We get back to our stick retrieval program, driving trailer load after trailer load down to the burn pile. Even CK got in on the stick picking up. You’ve got to start them young! Maybe next year he’ll be ready for the Official Stick Day. We ate lunch and then CK went down for his nap, Lindsey went to get a shot, and Donal and I continued on with the yarding.
Somewhere in the middle of this Cora and her kids show up to deliver the chicks to their new home. I knew this was going to be a sad parting (for the kids) so I made sure they did all the chores to get the chicks settled: they put them in the coop, filled the food and water. Thomas did a thorough inspection of their new digs. “This is a pretty nice coop! It’s a lot bigger than I was expecting. But it does need some more paint.”
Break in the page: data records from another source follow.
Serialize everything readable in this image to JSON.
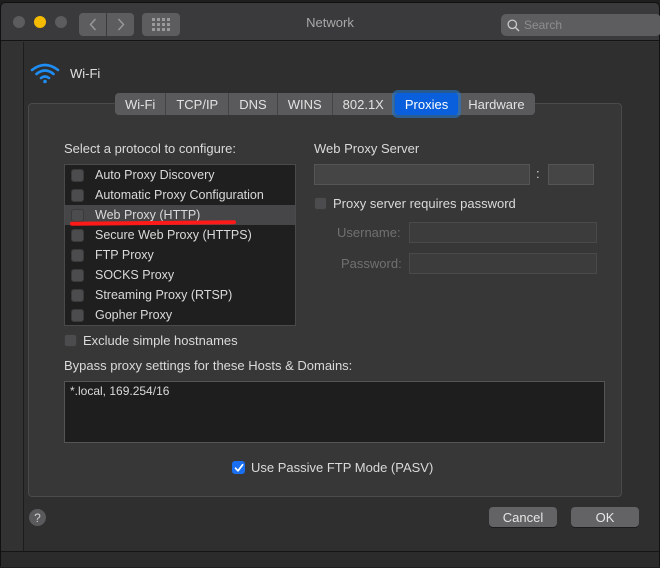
{
  "window": {
    "title": "Network",
    "search": {
      "placeholder": "Search",
      "value": ""
    },
    "nav": {
      "back_icon": "chevron-left-icon",
      "forward_icon": "chevron-right-icon",
      "grid_icon": "grid-icon"
    },
    "traffic_lights": {
      "close": "#5c5c5e",
      "minimize": "#f4bb00",
      "zoom": "#5c5c5e"
    }
  },
  "interface": {
    "icon": "wifi-icon",
    "name": "Wi-Fi",
    "icon_color": "#1e8ef5"
  },
  "tabs": [
    {
      "label": "Wi-Fi",
      "active": false
    },
    {
      "label": "TCP/IP",
      "active": false
    },
    {
      "label": "DNS",
      "active": false
    },
    {
      "label": "WINS",
      "active": false
    },
    {
      "label": "802.1X",
      "active": false
    },
    {
      "label": "Proxies",
      "active": true
    },
    {
      "label": "Hardware",
      "active": false
    }
  ],
  "protocols": {
    "heading": "Select a protocol to configure:",
    "items": [
      {
        "label": "Auto Proxy Discovery",
        "checked": false,
        "selected": false
      },
      {
        "label": "Automatic Proxy Configuration",
        "checked": false,
        "selected": false
      },
      {
        "label": "Web Proxy (HTTP)",
        "checked": false,
        "selected": true
      },
      {
        "label": "Secure Web Proxy (HTTPS)",
        "checked": false,
        "selected": false
      },
      {
        "label": "FTP Proxy",
        "checked": false,
        "selected": false
      },
      {
        "label": "SOCKS Proxy",
        "checked": false,
        "selected": false
      },
      {
        "label": "Streaming Proxy (RTSP)",
        "checked": false,
        "selected": false
      },
      {
        "label": "Gopher Proxy",
        "checked": false,
        "selected": false
      }
    ],
    "annotation_color": "#ff1a1a"
  },
  "proxy_server": {
    "heading": "Web Proxy Server",
    "host_value": "",
    "separator": ":",
    "port_value": "",
    "requires_password_label": "Proxy server requires password",
    "requires_password_checked": false,
    "username_label": "Username:",
    "username_value": "",
    "password_label": "Password:",
    "password_value": ""
  },
  "exclude_simple_hostnames": {
    "label": "Exclude simple hostnames",
    "checked": false
  },
  "bypass": {
    "label": "Bypass proxy settings for these Hosts & Domains:",
    "value": "*.local, 169.254/16"
  },
  "passive_ftp": {
    "label": "Use Passive FTP Mode (PASV)",
    "checked": true
  },
  "footer": {
    "help_label": "?",
    "cancel_label": "Cancel",
    "ok_label": "OK"
  },
  "colors": {
    "accent": "#0a5fdc",
    "checkbox_checked": "#1a6ef0"
  }
}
I told the kids that I will need them to come back and help me build a bigger chicken run and do some chicken chores. Thomas plans to pitch his tent right next to the coop for the next sleepover (okay he actually thought maybe we should put the coop down next to the “tent spot”. Um no. We aren’t moving it every time people come sleep over). The kids picked them some delicious dandelions and we all were delighted at how much they seemed to really like their new home (and the dandelions). Seeing the tractor out, the kids needed a few laps around the yard in the trailer. They promised to visit again soon and Maria’s parting show was to ask me to please try to keep the dogs from eating them (her mom obviously prepared her for the possibility).
Suzie got quite excited and pawed at the coop a few times. I brought Daisy out on her own and did some down stay practice near the coop. Allowing her to see it but not go nuts about it. She was interested but much calmer than Suzie over the whole thing.
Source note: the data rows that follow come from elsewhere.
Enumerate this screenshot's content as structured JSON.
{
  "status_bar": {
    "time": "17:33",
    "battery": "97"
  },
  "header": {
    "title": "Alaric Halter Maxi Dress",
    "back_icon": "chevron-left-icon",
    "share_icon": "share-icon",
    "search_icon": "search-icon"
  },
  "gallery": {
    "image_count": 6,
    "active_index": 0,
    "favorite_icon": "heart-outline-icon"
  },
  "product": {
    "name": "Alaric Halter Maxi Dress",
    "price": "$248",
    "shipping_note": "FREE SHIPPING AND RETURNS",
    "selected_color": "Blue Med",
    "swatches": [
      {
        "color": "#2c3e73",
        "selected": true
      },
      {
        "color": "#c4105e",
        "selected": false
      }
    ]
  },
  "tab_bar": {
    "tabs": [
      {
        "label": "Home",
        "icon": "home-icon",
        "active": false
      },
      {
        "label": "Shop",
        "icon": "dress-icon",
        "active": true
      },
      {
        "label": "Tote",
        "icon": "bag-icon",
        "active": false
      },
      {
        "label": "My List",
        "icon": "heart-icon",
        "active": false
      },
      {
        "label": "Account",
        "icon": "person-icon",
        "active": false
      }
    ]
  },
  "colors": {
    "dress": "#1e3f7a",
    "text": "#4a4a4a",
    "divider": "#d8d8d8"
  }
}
Donal and Lindsey offered to return the trailer to the C’s house while their kid was napping upstairs at my house and I hauled out the borrowed rototiller to get started on my new vegetable garden area. Naturally as soon as I hauled the tiller up the hill to the garden spot, it started raining so I didn’t even get started on the garden. Moments later CK woke up from his nap so we braved the light rain to see the new chickens and check out the fort in the pine “forest.” As we walked by the fallen tree in the back of the yard, he commented casually “Dat’s a really big stick dere.” Yes. Yes it is. Then he asked where the tractor was, so we had to open the barn and peek at the tractor. Even with the tractor off, CK wanted to stay a safe distance away. He wants to love it and is clearly fascinated, but it is kind of scary when it is running.
His parents arrived to take him home and I figured I would return my dad’s car and run some errands since I couldn’t keep working in the yard right now. 2.5 hours later, as I pulled up (still raining), I was shocked and horrified to see Daisy in the yard. She had been in her crate!!! (Well at least she was until I let her outside to pee and forgot her out there in the rain). She was wet, muddy and frantic from being left alone in the rain. I was frantic because I was sure I was about to find half a dozen dead chicks in my yard. Noooooooooo.
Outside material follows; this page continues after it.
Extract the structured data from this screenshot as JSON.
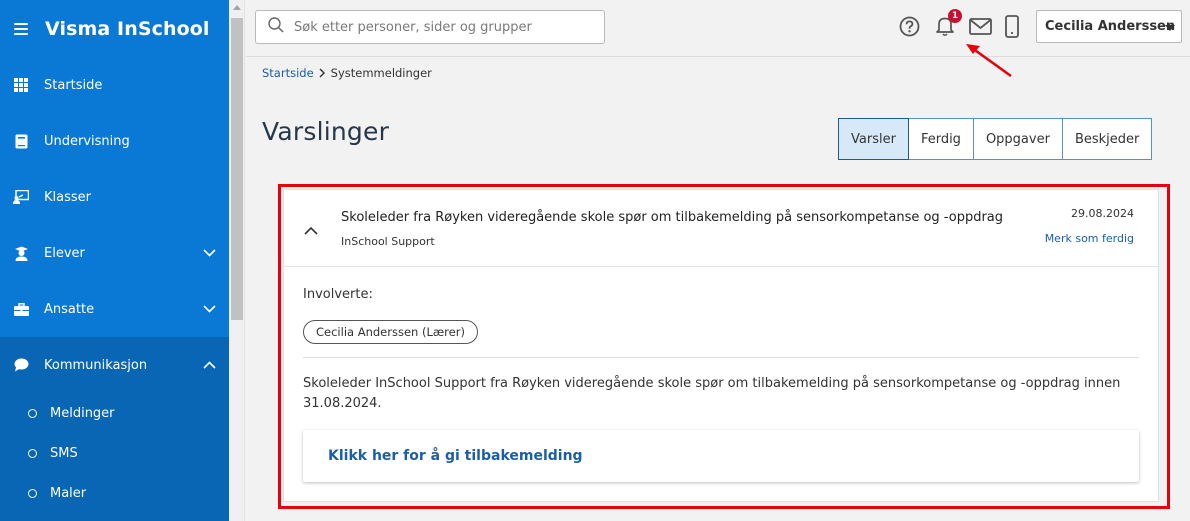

I raced out there to find all the chicks still in tact and in the coop. Daisy had clearly dug one or two paws full of dirt in a couple places in an attempt to get in. But the big hole was 3 feet away from the coop. Because she IS that smart. Or because she dug a paw or two full of dirt next to the coop, which reminded her about how much she likes digging big holes and she gave herself a little more room for that endeavor. Oh Daisy. Thankfully her stupidity or easily distractable nature saved the day and the lives of six chickens. I was very relieved.
The chicks have all their feathers but I left the heat lamp on in their coop for a couple days while they adjust to the great outdoors (and the cold rainy weather). Daisy runs out to see them when I let her outside, but she’s not lunging or digging or trying to get in. I know it is too early to call this a success, but it has been a successful week and for this I am grateful. And the adventure continues.